$30
You are to analyse a stream of data from Reddit. You will simulate the stream of data by reading posts from a data file and serving them through a stream channel to an analytics client. The client should analyse each post as it arrives and calculate 4 different types of metric / result:
1. an aggregate metric, such as a total or average
2. a rolling 3-minute metric, e.g. sentiment within the last 3 minutes
3. a single post which is the most or least of some criteria
4. anything else of your choice that is not based on the post title
There should be a single web page that displays those metrics / results whenever the page is loaded or refreshed. It is up to you how and where the web page gets the data.

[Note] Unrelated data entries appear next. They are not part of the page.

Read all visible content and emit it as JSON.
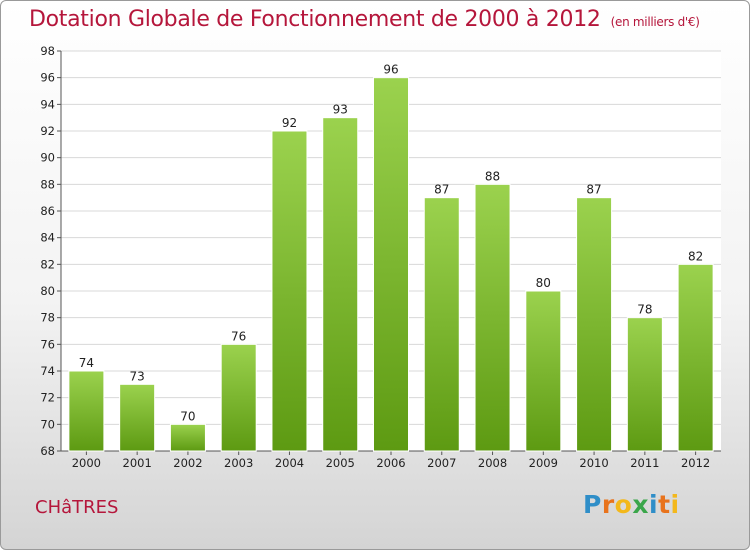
{
  "header": {
    "title": "Dotation Globale de Fonctionnement de 2000 à 2012",
    "subtitle": "(en milliers d'€)"
  },
  "footer": {
    "commune": "CHâTRES",
    "logo_letters": [
      "P",
      "r",
      "o",
      "x",
      "i",
      "t",
      "i"
    ],
    "logo_colors": [
      "#2f8ec8",
      "#e8731c",
      "#f3b81b",
      "#3aa64a",
      "#2f8ec8",
      "#e8731c",
      "#f3b81b"
    ]
  },
  "colors": {
    "title": "#b5163b",
    "bar_light": "#9bd24e",
    "bar_dark": "#5d9a12",
    "grid": "#d8d8d8"
  },
  "chart_data": {
    "type": "bar",
    "title": "Dotation Globale de Fonctionnement de 2000 à 2012",
    "subtitle": "(en milliers d'€)",
    "categories": [
      "2000",
      "2001",
      "2002",
      "2003",
      "2004",
      "2005",
      "2006",
      "2007",
      "2008",
      "2009",
      "2010",
      "2011",
      "2012"
    ],
    "values": [
      74,
      73,
      70,
      76,
      92,
      93,
      96,
      87,
      88,
      80,
      87,
      78,
      82
    ],
    "ylim": [
      68,
      98
    ],
    "yticks": [
      68,
      70,
      72,
      74,
      76,
      78,
      80,
      82,
      84,
      86,
      88,
      90,
      92,
      94,
      96,
      98
    ],
    "grid": true,
    "data_labels": true
  }
}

It is recommended that on average 2 posts per second should be streamed, though there should be some random variability.
The Posts
The file r_dataisbeautiful_posts.csv has more than 190,000 posts in CSV format. All the posts are from the “Data is Beautiful” subreddit. The file was downloaded from https://www.kaggle.com/unanimad/dataisbeautiful and has the following comma separated fields:
Id, title, score, author, author_flair_text, removed_by, total_awards_received, awarders, created_utc, full_link, num_comments, over_18
There is no post text or comments associated with the posts, just the post title.
The Microservices
There are likely to be at least 3 microservices in your architecture, e.g. one that reads the posts and streams them to a client connection, the client microservice that does the analytics, and a web server microservice that serves out that single web page. There may also be a data storage microservice.
Technical Considerations
Use gRPC as the communication mechanism and use a stream channel to send the posts to the client.
Flask is recommended for the web server and web page. A simple table is all that is required. You could consider using a charting library or you could improvise by using hash symbols to build up a bar chart, for example. You have a lot of freedom here.
Because a sleep is placed between each tweet read, it should be possible to keep refreshing the web page (either automatically or manually) to see updated metrics / results.
Use Docker (with Dockerfiles) for each microservice and use Docker Compose to orchestrate your system. It should be possible to simply enter “docker-compose up” to bring your system up.